При виде ее Дикарь вздрогнул, подался назад, побледнел.
Девушка стояла, улыбаясь ему — улыбаясь робко, умоляюще, почти униженно. Вот губы ее задвигались, она что-то говорит; но слов не слышно за скандирующим хором.
— Хо-тим би-ча! Хо-тим би-ча!
Девушка прижала обе руки к груди, слева, и на кукольно красивом, нежно-персиковом ее лице выразилась горестная тоска, странно не вяжущаяся с этим личиком. Синие глаза ее словно бы стали больше, ярче; и внезапно две слезы скатились по щекам. Она опять проговорила что-то; затем быстро и пылко протянула руки к Дикарю, шагнула.
— Хо-тим би-ча! Хо-тим би…
И неожиданно зрители получили желаемое.
— Распутница! — Дикарь кинулся к ней, точно полоумный. — Хорек блудливый! — И, точно полоумный, ударил ее бичом.
Перепуганная, она бросилась было бежать, споткнулась, упала в вереск.
— Генри, Генри! — закричала она. Но ее румяный спутник пулей метнулся за вертоплан — подальше от опасности.
Кольцо зрителей смялось, с радостным кличем бросились они все разом к магнетическому центру притяжения.
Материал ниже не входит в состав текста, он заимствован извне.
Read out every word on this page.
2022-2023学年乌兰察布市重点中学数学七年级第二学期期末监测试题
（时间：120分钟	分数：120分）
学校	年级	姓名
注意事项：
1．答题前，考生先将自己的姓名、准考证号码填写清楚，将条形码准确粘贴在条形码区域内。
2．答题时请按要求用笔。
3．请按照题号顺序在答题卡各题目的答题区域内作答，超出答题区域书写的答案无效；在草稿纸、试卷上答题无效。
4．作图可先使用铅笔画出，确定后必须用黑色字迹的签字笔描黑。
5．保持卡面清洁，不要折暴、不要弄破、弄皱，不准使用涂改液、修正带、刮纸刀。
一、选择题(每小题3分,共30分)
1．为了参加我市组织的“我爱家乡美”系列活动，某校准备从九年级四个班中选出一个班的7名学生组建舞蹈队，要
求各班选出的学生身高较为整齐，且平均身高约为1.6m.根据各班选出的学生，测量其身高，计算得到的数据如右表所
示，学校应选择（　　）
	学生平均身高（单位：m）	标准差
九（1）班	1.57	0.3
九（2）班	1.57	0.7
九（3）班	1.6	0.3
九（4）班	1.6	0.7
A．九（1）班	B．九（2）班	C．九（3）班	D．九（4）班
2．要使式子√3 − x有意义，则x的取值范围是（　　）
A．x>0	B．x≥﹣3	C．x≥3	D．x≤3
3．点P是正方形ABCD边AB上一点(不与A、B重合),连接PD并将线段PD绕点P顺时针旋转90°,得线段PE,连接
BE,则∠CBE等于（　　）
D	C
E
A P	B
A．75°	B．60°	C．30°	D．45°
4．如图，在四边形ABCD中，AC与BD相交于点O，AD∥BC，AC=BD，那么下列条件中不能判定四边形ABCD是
Боль ужасает людей — и притягивает.
— Жги, похоть, жги! — Дикарь исступленно хлестнул бичом.
Алчно сгрудились зеваки вокруг, толкаясь и топчась, как свиньи у корыта.
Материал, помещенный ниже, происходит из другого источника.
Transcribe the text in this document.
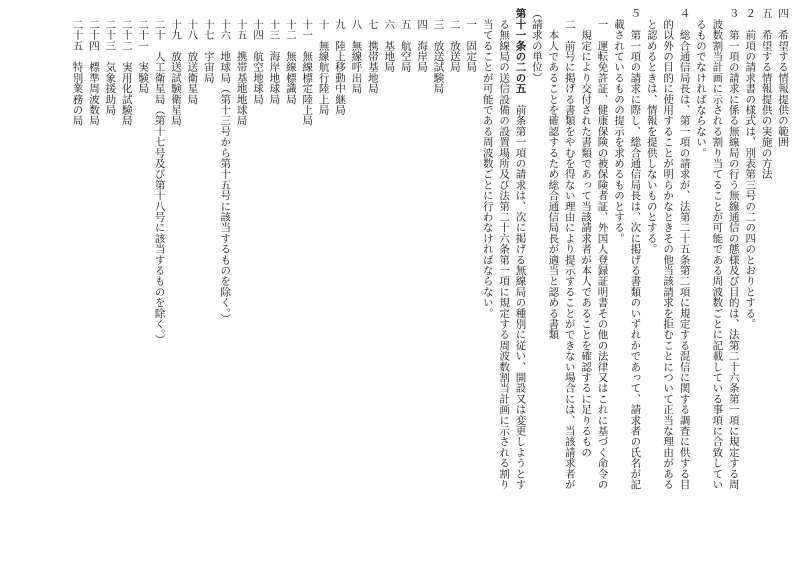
四　希望する情報提供の範囲
五　希望する情報提供の実施の方法
２　前項の請求書の様式は、別表第三号の二の四のとおりとする。
３　第一項の請求に係る無線局の行う無線通信の態様及び目的は、法第二十六条第一項に規定する周
　波数割当計画に示される割り当てることが可能である周波数ごとに記載している事項に合致してい
　るものでなければならない。
４　総合通信局長は、第一項の請求が、法第二十五条第二項に規定する混信に関する調査に供する目
　的以外の目的に使用することが明らかなときその他当該請求を拒むことについて正当な理由がある
　と認めるときは、情報を提供しないものとする。
５　第一項の請求に際し、総合通信局長は、次に掲げる書類のいずれかであって、請求者の氏名が記
　載されているものの提示を求めるものとする。
　一　運転免許証、健康保険の被保険者証、外国人登録証明書その他の法律又はこれに基づく命令の
　　規定により交付された書類であって当該請求者が本人であることを確認するに足りるもの
　二　前号に掲げる書類をやむを得ない理由により提示することができない場合には、当該請求者が
　　本人であることを確認するため総合通信局長が適当と認める書類
（請求の単位）
第十一条の二の五　前条第一項の請求は、次に掲げる無線局の種別に従い、開設又は変更しようとす
　る無線局の送信設備の設置場所及び法第二十六条第一項に規定する周波数割当計画に示される割り
　当てることが可能である周波数ごとに行わなければならない。
　一　固定局
　二　放送局
　三　放送試験局
　四　海岸局
　五　航空局
　六　基地局
　七　携帯基地局
　八　無線呼出局
　九　陸上移動中継局
　十　無線航行陸上局
　十一　無線標定陸上局
　十二　無線標識局
　十三　海岸地球局
　十四　航空地球局
　十五　携帯基地地球局
　十六　地球局（第十三号から第十五号に該当するものを除く。）
　十七　宇宙局
　十八　放送衛星局
　十九　放送試験衛星局
　二十　人工衛星局（第十七号及び第十八号に該当するものを除く。）
　二十一　実験局
　二十二　実用化試験局
　二十三　気象援助局
　二十四　標準周波数局
　二十五　特別業務の局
— Умертвить эту плоть! — Дикарь скрипнул зубами, ожег бичом собственные плечи. — Убить, убить!
Властно притянутые жутью зрелища, приученные к стадности, толкаемые жаждой единения, неискоренимо в них внедренной, зрители невольно заразились неистовством движений Дикаря и стали ударять друг друга — в подражание ему.
— Бей, бей, бей… — кричал Дикарь, хлеща то свою мятежную плоть, то корчащееся в траве гладкотелое воплощенье распутства.
Тут кто то затянул:
— Бей гу-ляй-гу…
И вмиг все подхватили, запели и заплясали.
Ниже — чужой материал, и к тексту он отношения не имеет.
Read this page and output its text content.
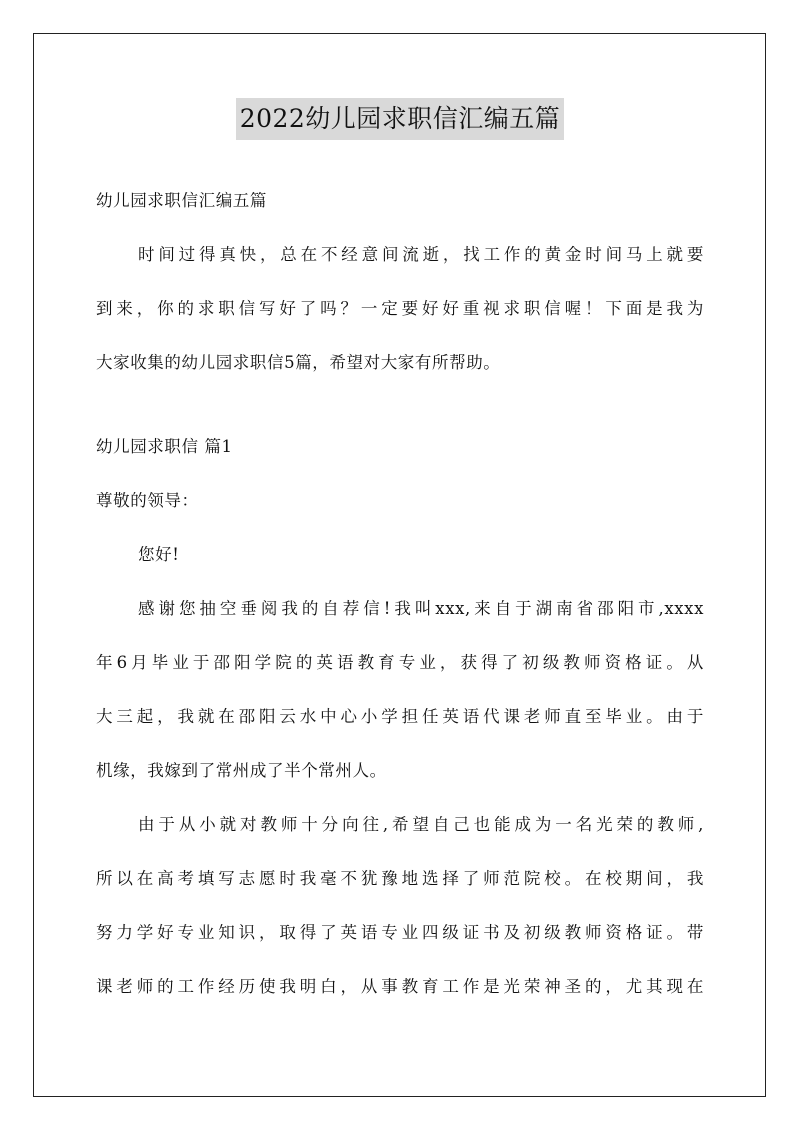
2022幼儿园求职信汇编五篇
幼儿园求职信汇编五篇
时间过得真快，总在不经意间流逝，找工作的黄金时间马上就要
到来，你的求职信写好了吗？一定要好好重视求职信喔！下面是我为
大家收集的幼儿园求职信5篇，希望对大家有所帮助。
幼儿园求职信 篇1
尊敬的领导：
您好!
感谢您抽空垂阅我的自荐信!我叫xxx,来自于湖南省邵阳市,xxxx
年6月毕业于邵阳学院的英语教育专业，获得了初级教师资格证。从
大三起，我就在邵阳云水中心小学担任英语代课老师直至毕业。由于
机缘，我嫁到了常州成了半个常州人。
由于从小就对教师十分向往,希望自己也能成为一名光荣的教师,
所以在高考填写志愿时我毫不犹豫地选择了师范院校。在校期间，我
努力学好专业知识，取得了英语专业四级证书及初级教师资格证。带
课老师的工作经历使我明白，从事教育工作是光荣神圣的，尤其现在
— Бей гу-ляй-гу, — пошли они хороводом, хлопая друг друга в такт, —ве-се-лись..
Было за полночь, когда улетел последний вертоплан.
Изнуренный затянувшейся оргией чувственности, одурманенный сомой, Дикарь лежал среди вереска, спал. Проснулся — солнце уже высоко. Полежал, щурясь, моргая по-совиному, не понимая; затем внезапно вспомнил все.
— О Боже, Боже мой! — Он закрыл лицо руками.
Под вечер из-за гряды показались вертопланы, летящие темной тучей десятикилометровой длины. (Во всех газетах была описана вчерашняя оргия единения.)
— Дикарь! — позвали лондонец и лондонка, приземлившиеся первыми. —Мистер Дикарь!
Ответа нет.
Дверь маяка приоткрыта. Они толкнули ее, вошли в сумрак башни. В глубине комнаты — сводчатый выход на лестницу, ведущую в верхние этажи. Высоко за аркой там виднеются две покачивающиеся ступни.
— Мистер Дикарь!
Медленно медленно, подобно двум неторопливым стрелкам компаса, ступни поворачиваются вправо — с севера на северо-восток, восток, юго-восток, юг, остановились, повисели и так же неспешно начали обратный поворот. Юг, юго-восток, восток…
ПРИМЕЧАНИЯ
О ДИВНЫЙ НОВЫЙ МИРРоман впервые опубликован в 1932 г. в нью-йоркском издательстве «Гарден сити». На русском языке фрагменты романа (под названием «Прекрасный новый мир») впервые опубликованы в журнале «Интернациональная литература» (1935, э 8); затем текст романа с небольшими сокращениями был напечатан в журнале «Иностранная литература» (1988, э 4). В настоящем издании журнальный вариант перевода романа дополнен некоторыми опущенными ранее фрагментами, например предваряющей текст романа цитатой из Н. Бердяева. Заглавием его послужили слова Миранды, героини трагикомедии «Буря» Шекспира: «О чудо… Сколько вижу я красивых созданий! Как прекрасен род людской… О дивный новый мир, где обитают такие люди». Предисловие предпослано автором изданию романа 1946 г. (издательство «Харпер энд бразерс», Нью-ЙоркЛондон).
Примечания
1
Penitente (от исп. penitentes) — кающиеся; здесь намек на членов общества флагеллантов (в основном испанцев) в штатах Нью-Мексико и Колорадо, бичующихся на страстной неделе религиозных аскетов-фанатиков ради искупления грехов. Движение флагеллантов возникло в XIII в. в городских низах Италии как протест против гнета церкви, феодалов и др. Римская католическая церковь в 1889 г. осудила движение кающихся, но оно тайно существует до сих пор.